Rankings for supply sees it move from seventh to eighth. When it comes to regulation it has slipped from third to fourth.

Both fell by one place year-on-year, though the nation’s overall ranking remains unchanged. This is due to significant demand for new EVs and the 2030 ban on the sale of new ICE vehicles.

This ‘EV Country Readiness Index’ covers both battery electric vehicles and plug-in-hybrids. It assesses 20 key markets from around the world, assessing supply, demand and regulation, including analysing initiatives, targets and strategies.


Maria Bengtsson, UK electric vehicle lead at EY, believes the UK needs to improve, especially compared to China and the US.

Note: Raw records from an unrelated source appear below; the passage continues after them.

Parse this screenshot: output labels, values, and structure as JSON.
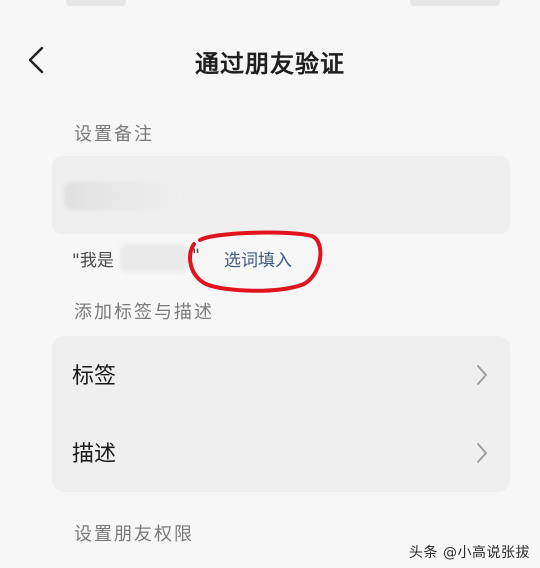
{
  "nav": {
    "title": "通过朋友验证"
  },
  "remark": {
    "section_label": "设置备注"
  },
  "hint": {
    "prefix": "\"我是",
    "suffix": "\"",
    "fill_link": "选词填入"
  },
  "tags_section": {
    "section_label": "添加标签与描述",
    "items": [
      {
        "label": "标签"
      },
      {
        "label": "描述"
      }
    ]
  },
  "permissions": {
    "section_label": "设置朋友权限"
  },
  "watermark": "头条 @小高说张拔",
  "colors": {
    "link": "#3d5a80",
    "annotation": "#e0141e",
    "card": "#efefef"
  }
}
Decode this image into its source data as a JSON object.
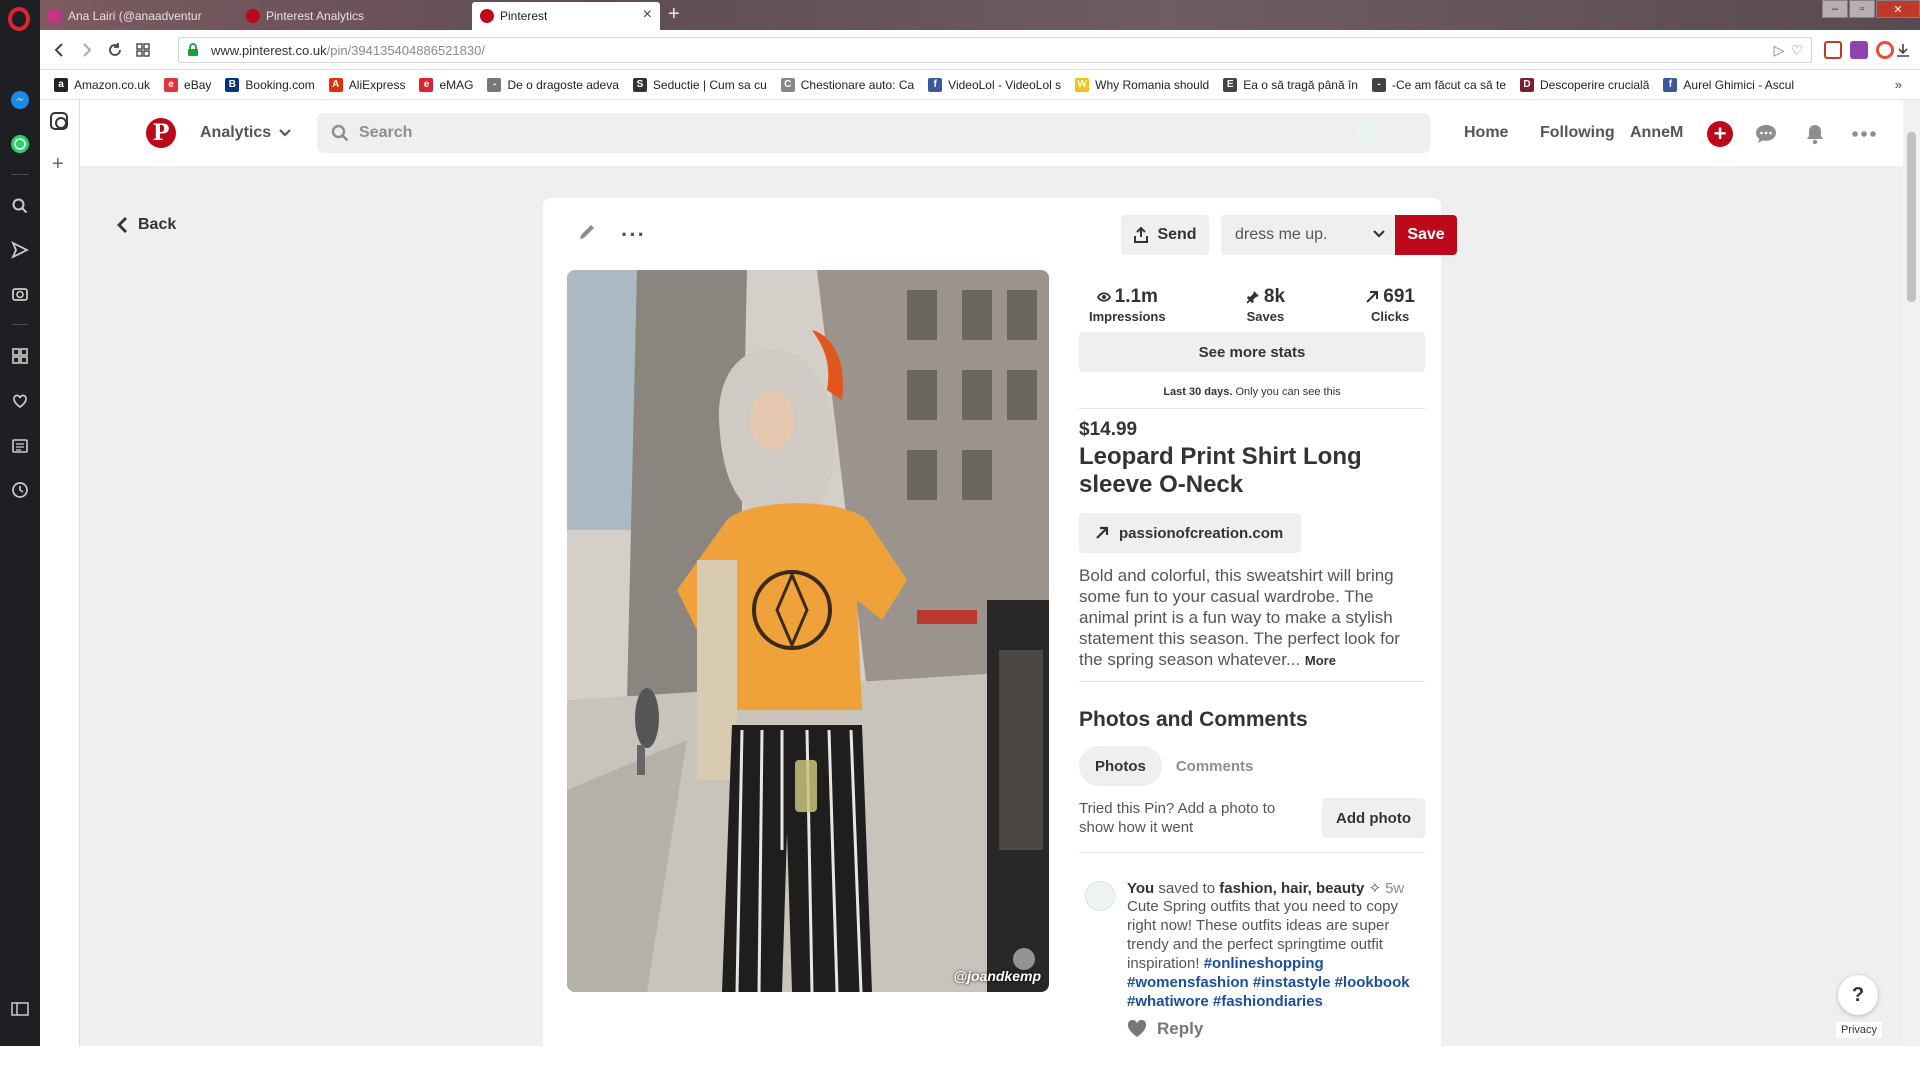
{
  "browser": {
    "tabs": [
      {
        "label": "Ana Lairi (@anaadventur",
        "color": "#c13584"
      },
      {
        "label": "Pinterest Analytics",
        "color": "#bd081c"
      },
      {
        "label": "Pinterest",
        "color": "#bd081c"
      }
    ],
    "url_host": "www.pinterest.co.uk",
    "url_path": "/pin/394135404886521830/",
    "bookmarks": [
      {
        "label": "Amazon.co.uk",
        "icon": "a",
        "color": "#222222"
      },
      {
        "label": "eBay",
        "icon": "e",
        "color": "#e53238"
      },
      {
        "label": "Booking.com",
        "icon": "B",
        "color": "#003580"
      },
      {
        "label": "AliExpress",
        "icon": "A",
        "color": "#e62e04"
      },
      {
        "label": "eMAG",
        "icon": "e",
        "color": "#d9232d"
      },
      {
        "label": "De o dragoste adeva",
        "icon": "-",
        "color": "#777777"
      },
      {
        "label": "Seductie | Cum sa cu",
        "icon": "S",
        "color": "#333333"
      },
      {
        "label": "Chestionare auto: Ca",
        "icon": "C",
        "color": "#888888"
      },
      {
        "label": "VideoLol - VideoLol s",
        "icon": "f",
        "color": "#3b5998"
      },
      {
        "label": "Why Romania should",
        "icon": "W",
        "color": "#f1c40f"
      },
      {
        "label": "Ea o să tragă până în",
        "icon": "E",
        "color": "#444444"
      },
      {
        "label": "-Ce am făcut ca să te",
        "icon": "-",
        "color": "#444444"
      },
      {
        "label": "Descoperire crucială",
        "icon": "D",
        "color": "#7b1f2e"
      },
      {
        "label": "Aurel Ghimici - Ascul",
        "icon": "f",
        "color": "#3b5998"
      }
    ]
  },
  "header": {
    "analytics_label": "Analytics",
    "search_placeholder": "Search",
    "home_label": "Home",
    "following_label": "Following",
    "username": "AnneM"
  },
  "back_label": "Back",
  "pin": {
    "send_label": "Send",
    "board_name": "dress me up.",
    "save_label": "Save",
    "image_credit": "@joandkemp",
    "stats": [
      {
        "value": "1.1m",
        "label": "Impressions",
        "icon": "eye-icon"
      },
      {
        "value": "8k",
        "label": "Saves",
        "icon": "pin-icon"
      },
      {
        "value": "691",
        "label": "Clicks",
        "icon": "arrow-icon"
      }
    ],
    "see_more_stats": "See more stats",
    "last_30_bold": "Last 30 days.",
    "last_30_rest": "Only you can see this",
    "price": "$14.99",
    "title": "Leopard Print Shirt Long sleeve O-Neck",
    "site": "passionofcreation.com",
    "description": "Bold and colorful, this sweatshirt will bring some fun to your casual wardrobe. The animal print is a fun way to make a stylish statement this season. The perfect look for the spring season whatever...",
    "more_label": "More",
    "section_title": "Photos and Comments",
    "tab_photos": "Photos",
    "tab_comments": "Comments",
    "tried_text": "Tried this Pin? Add a photo to show how it went",
    "add_photo": "Add photo",
    "comment": {
      "user": "You",
      "action": "saved to",
      "board": "fashion, hair, beauty",
      "time": "5w",
      "text": "Cute Spring outfits that you need to copy right now! These outfits ideas are super trendy and the perfect springtime outfit inspiration!",
      "tags": [
        "#onlineshopping",
        "#womensfashion",
        "#instastyle",
        "#lookbook",
        "#whatiwore",
        "#fashiondiaries"
      ],
      "reply_label": "Reply"
    }
  },
  "help_label": "?",
  "privacy_label": "Privacy"
}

“China has demonstrated the impact that appropriate regulation along with a localised supply chain and robust infrastructure implementation can have.

“There are lessons to be learned from that for the UK market, and the onus will continue to be on OEMs and the Government to collaborate on this challenge.”

Concerns over potential delays to and a lack of clarity on the zero emissions vehicle (ZEV) mandate are not helping. The supply side is also a particular challenge in the UK. Regulatory incentives have room for improvement, particularly when compared with legislation brought about in other competing markets.

Plugged in

According to the analysis, EV sales are expected to rise from 21% last year to 26% this year. This is above the average (19%) across all 20 markets.

However, this figure remains a long way behind the frontrunners Norway. They are forecast to see 81% EV penetration this year, with Sweden (53%) ranked second and Netherlands (35%) third.

A marked challenge for the UK’s EV transition is a lack of fast charging infrastructure.

China accounted for nearly 90% of global fast-charging stock in 2022, with the UK only accounting for 0.8%., Despite the size difference between the two markets, it still highlights the magnitude of the challenge.

Planning and promoting

David Borland, UK & Ireland automotive leader for EY, says the increasing sales of EVs in the UK is a positive signifier.

“Growing demand from consumers has played a key role in the UK retaining its status as a world leader for EV readiness, but challenges persist.

“Given the declining residual values of EVs and the difference between fleet and retail sales along with the ongoing infrastructure hurdles highlighted by this report, such as the UK trailing Europe for the number of charge points per EV, the longevity of strong demand and the positive impact it is having on the UK’s EV transition prospects appears uncertain.

Borland believs the “location and speed of charging infrastructure” has to be prioritised.

“While there are positives, there is a long way to go for the UK to compete with the world’s leading EV markets”.

“Specifically, regulatory incentives and support have room for improvement if the UK is to be seen as a top destination for attracting Foreign Direct Investment in the EV space.”